The title of this post is a quote by Erica Jong from Fear of Flying and it is so, so true. Women feel guilt all the time. Especially women who are mothers. This post is about mom guilt.
I recently watched the movie Bad Moms with my husband. Yes, I convinced him to watch it with me and I think it was an eye opener for him. Expecting a very silly movie – and it definitely is silly in parts – there were so many scenes I agreed with. I was constantly nodding, or saying ‘yes’ in places that made hubby look up and take notice. One of the scenes was where Kirsten Dunst’s character, a worn out mother of four, tells her new mom friends that she sometimes fantasises about crashing her car, not bad, but just enough to get admitted to the hospital for a couple of weeks with minor injuries and all she has to do is sleep and eat and read books. The other moms call her crazy, but I have to admit that I have had that fantasy as well. Not recently, but the idea of not having to arrange anything, worry about anything, take care of anyone, is so lovely. Sure, it’s a bit drastic to want to have to be in the hospital to achieve it, but that sometimes feels the only place where I could relax and do nothing guilt free.
It is not enough that society somehow expects women to be everything to everyone: perfect wife, perfect mother, perfect sister, perfect daughter, perfect employee, perfect boss. But we as woman, and especially as moms, put enormous pressure on each other. Let me share a quote by Amy Poehler:
There is an unspoken pact that women are supposed to follow. I am supposed to act like I constantly feel guilty about being away from my kids. (I don’t. I love my job.) Mothers who stay at home are supposed to pretend they are bored and wish they were doing more corporate things. (They don’t. They love their jobs.) If we all stick to the plan there will be less blood in the streets.
We are not perfect. No one is perfect. Can we stop judging other women for being different mothers than we are? Can we stop expecting women to do everything (and then take credit for everything ourselves)? Can we just agree that none of us really knows what we are doing and we will muddle through it the best we can?

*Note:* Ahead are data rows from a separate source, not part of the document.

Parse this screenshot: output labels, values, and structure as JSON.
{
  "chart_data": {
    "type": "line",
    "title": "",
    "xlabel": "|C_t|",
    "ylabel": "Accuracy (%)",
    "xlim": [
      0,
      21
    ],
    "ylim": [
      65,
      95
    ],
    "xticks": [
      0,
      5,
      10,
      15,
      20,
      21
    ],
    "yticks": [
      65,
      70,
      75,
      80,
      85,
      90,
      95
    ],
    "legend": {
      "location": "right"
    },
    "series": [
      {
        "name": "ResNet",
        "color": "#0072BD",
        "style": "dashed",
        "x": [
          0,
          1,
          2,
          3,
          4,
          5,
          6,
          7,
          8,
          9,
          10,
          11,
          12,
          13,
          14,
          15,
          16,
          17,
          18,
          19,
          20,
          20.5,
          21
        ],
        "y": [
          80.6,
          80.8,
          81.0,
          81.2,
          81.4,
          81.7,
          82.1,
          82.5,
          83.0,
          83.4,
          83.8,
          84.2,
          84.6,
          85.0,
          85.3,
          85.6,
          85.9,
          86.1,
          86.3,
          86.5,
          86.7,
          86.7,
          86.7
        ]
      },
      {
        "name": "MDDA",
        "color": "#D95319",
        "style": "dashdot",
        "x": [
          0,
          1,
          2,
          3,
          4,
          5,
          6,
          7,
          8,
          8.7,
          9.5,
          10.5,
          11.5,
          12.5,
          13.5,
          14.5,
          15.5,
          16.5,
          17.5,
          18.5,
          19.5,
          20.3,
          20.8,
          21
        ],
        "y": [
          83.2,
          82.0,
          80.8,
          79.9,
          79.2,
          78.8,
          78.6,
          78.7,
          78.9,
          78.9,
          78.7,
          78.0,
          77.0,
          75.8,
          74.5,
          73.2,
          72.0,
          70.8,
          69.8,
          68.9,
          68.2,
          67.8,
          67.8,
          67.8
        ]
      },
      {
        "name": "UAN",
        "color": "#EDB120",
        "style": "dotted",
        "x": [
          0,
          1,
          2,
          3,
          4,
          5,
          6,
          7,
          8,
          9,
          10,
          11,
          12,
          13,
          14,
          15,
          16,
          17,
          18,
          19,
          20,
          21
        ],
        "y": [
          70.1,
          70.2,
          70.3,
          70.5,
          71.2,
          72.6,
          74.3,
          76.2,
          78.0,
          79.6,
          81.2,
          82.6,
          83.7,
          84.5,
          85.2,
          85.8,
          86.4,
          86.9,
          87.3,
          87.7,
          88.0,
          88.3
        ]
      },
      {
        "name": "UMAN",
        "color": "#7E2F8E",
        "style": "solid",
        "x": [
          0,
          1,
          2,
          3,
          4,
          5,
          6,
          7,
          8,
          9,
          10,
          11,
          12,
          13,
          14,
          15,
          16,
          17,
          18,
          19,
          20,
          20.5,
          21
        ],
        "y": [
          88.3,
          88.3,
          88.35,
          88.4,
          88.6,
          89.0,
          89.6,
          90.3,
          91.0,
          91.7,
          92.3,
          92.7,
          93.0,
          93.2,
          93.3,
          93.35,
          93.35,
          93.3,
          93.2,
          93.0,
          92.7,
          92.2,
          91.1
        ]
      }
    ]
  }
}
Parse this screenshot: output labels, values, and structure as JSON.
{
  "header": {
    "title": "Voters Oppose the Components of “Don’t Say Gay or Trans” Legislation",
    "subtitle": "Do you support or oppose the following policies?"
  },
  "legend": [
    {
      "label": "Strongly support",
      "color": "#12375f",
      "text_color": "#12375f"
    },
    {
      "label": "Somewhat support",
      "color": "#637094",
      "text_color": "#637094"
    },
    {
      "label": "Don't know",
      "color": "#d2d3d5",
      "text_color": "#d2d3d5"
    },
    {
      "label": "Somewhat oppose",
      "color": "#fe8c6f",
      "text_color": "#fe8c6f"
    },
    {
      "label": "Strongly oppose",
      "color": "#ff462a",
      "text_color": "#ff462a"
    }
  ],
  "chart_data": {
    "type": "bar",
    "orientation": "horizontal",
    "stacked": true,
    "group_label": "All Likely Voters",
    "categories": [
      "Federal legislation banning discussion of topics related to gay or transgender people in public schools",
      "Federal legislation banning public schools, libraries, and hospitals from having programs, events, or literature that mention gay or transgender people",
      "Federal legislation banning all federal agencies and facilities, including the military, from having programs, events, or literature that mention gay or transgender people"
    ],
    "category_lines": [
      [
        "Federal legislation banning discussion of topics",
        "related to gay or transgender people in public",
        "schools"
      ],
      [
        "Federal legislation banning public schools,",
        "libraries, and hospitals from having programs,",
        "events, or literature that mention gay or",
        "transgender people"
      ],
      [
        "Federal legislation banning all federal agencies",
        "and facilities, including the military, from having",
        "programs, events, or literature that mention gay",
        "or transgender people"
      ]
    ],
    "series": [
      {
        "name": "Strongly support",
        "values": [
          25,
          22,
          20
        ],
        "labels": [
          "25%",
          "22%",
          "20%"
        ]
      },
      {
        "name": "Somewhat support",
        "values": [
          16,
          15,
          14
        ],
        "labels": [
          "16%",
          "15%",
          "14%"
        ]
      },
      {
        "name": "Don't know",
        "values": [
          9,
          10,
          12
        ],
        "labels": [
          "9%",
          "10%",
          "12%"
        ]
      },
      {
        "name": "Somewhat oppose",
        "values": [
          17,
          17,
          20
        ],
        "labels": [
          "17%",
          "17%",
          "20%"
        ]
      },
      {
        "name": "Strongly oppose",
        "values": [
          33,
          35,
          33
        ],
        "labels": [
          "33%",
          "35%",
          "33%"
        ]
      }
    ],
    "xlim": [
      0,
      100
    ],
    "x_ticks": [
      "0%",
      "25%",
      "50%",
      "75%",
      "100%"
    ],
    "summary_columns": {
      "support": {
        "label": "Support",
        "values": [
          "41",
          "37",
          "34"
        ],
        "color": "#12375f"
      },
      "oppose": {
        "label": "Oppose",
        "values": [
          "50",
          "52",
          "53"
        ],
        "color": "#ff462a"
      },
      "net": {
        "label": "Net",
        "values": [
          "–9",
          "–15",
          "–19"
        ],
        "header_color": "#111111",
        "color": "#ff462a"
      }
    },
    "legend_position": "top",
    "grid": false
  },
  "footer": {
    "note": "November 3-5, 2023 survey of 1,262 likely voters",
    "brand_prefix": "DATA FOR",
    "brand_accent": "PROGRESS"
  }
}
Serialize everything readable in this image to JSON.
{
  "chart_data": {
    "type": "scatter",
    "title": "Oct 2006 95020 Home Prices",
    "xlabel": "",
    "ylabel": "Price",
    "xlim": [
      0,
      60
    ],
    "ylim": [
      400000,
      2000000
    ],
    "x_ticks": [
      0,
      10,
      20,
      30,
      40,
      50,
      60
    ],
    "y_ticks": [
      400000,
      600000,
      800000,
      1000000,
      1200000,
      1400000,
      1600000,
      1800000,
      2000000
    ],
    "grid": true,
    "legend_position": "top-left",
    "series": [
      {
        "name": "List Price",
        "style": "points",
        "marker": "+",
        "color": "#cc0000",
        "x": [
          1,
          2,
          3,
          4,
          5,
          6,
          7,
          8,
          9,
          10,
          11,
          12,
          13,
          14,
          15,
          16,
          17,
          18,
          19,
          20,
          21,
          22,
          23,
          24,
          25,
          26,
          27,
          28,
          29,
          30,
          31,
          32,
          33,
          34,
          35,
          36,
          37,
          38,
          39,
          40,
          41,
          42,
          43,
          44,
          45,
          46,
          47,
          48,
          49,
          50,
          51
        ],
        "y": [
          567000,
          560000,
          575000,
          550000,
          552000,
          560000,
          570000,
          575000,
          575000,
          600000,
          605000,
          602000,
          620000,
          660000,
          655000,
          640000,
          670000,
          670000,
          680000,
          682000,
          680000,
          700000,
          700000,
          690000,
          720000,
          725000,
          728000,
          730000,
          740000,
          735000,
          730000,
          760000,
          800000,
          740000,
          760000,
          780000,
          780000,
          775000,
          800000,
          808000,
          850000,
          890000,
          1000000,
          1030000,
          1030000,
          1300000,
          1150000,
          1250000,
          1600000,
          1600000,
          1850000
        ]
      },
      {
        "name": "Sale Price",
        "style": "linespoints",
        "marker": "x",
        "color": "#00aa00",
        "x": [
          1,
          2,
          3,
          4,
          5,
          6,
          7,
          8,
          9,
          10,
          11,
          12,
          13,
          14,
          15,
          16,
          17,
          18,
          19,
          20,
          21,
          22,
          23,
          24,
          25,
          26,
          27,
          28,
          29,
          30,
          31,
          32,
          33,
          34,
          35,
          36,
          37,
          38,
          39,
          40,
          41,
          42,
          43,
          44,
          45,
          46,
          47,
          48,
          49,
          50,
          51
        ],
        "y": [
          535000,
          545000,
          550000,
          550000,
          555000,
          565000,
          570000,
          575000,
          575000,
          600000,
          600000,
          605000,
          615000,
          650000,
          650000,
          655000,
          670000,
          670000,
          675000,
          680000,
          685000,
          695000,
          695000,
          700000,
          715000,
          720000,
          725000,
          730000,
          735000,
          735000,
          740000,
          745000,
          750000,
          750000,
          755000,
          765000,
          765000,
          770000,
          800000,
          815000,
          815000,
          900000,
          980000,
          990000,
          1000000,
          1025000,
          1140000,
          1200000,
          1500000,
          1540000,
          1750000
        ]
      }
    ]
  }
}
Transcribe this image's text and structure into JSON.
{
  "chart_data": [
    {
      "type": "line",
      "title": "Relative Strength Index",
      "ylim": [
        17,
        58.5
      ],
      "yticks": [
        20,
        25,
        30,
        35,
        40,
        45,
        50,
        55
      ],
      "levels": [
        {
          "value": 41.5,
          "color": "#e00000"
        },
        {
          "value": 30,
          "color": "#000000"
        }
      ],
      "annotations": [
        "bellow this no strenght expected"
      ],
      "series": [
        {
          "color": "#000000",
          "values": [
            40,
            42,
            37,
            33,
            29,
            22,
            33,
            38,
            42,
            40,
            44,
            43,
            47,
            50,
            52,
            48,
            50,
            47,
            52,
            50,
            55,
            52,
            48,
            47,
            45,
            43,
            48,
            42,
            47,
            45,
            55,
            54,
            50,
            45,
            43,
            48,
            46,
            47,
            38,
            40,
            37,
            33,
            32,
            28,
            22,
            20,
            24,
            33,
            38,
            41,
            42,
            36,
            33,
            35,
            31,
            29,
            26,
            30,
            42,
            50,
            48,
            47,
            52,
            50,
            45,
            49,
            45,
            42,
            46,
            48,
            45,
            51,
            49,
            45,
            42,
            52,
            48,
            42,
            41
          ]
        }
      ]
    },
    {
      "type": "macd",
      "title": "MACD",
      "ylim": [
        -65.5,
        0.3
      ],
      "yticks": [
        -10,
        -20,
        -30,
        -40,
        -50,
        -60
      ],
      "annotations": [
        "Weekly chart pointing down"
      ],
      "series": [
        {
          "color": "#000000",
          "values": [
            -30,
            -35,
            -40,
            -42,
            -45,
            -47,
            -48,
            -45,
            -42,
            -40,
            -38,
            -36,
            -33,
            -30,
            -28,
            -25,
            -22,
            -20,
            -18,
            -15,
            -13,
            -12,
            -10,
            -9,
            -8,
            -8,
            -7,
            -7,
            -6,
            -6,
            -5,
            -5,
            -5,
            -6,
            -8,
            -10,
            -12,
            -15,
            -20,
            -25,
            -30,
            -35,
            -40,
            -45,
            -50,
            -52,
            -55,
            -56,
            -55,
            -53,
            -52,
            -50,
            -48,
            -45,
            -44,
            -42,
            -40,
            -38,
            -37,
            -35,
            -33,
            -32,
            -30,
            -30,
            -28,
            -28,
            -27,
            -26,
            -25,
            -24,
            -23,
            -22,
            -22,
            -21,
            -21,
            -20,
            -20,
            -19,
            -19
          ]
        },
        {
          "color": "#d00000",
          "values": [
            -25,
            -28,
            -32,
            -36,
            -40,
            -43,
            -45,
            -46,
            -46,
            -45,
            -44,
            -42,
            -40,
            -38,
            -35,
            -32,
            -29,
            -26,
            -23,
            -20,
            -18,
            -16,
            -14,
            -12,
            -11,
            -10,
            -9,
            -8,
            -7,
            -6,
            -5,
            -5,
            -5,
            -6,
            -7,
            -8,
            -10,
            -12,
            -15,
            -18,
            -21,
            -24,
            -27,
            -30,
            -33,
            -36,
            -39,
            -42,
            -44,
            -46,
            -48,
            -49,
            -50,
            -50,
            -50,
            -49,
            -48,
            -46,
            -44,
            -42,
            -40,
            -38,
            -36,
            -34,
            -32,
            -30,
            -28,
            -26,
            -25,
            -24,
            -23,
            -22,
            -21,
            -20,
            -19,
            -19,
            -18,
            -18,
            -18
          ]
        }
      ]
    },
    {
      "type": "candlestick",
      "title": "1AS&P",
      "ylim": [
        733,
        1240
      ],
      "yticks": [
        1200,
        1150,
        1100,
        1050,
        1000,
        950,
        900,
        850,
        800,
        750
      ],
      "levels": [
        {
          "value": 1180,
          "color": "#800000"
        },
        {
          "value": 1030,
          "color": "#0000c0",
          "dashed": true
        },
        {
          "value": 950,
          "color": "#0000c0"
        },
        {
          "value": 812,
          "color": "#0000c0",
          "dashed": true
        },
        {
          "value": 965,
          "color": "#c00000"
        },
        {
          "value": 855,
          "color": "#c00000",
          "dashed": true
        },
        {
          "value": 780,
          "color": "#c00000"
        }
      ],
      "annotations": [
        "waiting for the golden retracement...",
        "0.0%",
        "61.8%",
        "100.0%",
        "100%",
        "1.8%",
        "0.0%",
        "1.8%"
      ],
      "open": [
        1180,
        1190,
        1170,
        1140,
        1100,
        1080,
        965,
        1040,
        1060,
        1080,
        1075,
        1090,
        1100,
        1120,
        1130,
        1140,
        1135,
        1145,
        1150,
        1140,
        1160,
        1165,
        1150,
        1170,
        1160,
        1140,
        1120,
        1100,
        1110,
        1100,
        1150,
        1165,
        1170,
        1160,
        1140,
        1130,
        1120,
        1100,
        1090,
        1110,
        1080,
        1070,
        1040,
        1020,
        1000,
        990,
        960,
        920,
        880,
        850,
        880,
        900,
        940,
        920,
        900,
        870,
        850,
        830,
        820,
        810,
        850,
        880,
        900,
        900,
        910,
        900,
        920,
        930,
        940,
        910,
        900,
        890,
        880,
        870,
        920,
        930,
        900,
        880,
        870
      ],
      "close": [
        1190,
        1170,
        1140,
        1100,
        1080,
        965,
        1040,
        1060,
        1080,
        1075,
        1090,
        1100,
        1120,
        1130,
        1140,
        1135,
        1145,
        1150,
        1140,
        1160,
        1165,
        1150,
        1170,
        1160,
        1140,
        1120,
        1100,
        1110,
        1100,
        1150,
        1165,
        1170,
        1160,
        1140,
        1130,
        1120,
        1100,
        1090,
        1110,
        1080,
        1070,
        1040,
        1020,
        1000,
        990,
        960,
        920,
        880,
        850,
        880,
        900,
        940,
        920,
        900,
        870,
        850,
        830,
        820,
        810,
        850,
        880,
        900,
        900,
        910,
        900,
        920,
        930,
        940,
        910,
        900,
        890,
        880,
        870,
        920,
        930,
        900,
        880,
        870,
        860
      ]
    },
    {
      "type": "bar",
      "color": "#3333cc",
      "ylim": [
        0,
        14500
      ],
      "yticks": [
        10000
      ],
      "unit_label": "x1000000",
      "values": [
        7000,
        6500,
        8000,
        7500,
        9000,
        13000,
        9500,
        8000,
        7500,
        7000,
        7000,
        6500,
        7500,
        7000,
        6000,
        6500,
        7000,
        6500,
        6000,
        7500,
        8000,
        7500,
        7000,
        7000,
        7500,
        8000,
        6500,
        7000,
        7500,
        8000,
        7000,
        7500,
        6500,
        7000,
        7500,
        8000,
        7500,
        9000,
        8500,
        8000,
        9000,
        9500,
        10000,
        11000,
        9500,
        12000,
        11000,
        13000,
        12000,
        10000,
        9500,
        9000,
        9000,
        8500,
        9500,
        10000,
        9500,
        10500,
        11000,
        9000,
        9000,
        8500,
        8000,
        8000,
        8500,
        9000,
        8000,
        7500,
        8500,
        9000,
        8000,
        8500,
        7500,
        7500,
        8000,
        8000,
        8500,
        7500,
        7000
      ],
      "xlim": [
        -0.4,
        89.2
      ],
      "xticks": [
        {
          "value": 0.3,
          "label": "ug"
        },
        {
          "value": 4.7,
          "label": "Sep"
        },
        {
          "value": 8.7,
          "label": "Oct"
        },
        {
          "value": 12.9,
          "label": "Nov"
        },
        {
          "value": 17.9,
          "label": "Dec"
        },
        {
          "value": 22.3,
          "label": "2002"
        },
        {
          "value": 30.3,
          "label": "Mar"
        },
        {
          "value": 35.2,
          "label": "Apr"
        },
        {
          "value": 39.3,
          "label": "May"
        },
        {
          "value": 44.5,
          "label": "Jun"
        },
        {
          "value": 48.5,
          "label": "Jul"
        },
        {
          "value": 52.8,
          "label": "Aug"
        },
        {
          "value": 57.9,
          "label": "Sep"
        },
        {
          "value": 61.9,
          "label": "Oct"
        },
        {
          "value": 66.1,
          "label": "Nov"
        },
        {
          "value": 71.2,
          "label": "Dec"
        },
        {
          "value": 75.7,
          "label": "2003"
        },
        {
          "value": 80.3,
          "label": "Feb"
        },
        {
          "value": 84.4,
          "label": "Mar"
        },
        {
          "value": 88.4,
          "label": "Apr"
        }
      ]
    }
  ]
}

As you can probably tell, this post comes from my own frustrations and guilt. I am really not that good at self care, I usually blaze ahead until I run into a wall and spend a day in bed, reading and crying. Not the best, I know. What I would love to do is gather my other mom friends, go away for a weekend of indulgence which may or may not feature sex toys and focus on my own needs and pleasure for two whole days. Alas, there are two problems with turning this fantasy into reality: 1. my friends aren’t the types to be up for a sexy weekend away, and 2. I would feel so guilty being away from my kids for a weekend when I work full time.
I have no solution, I am just frustrated.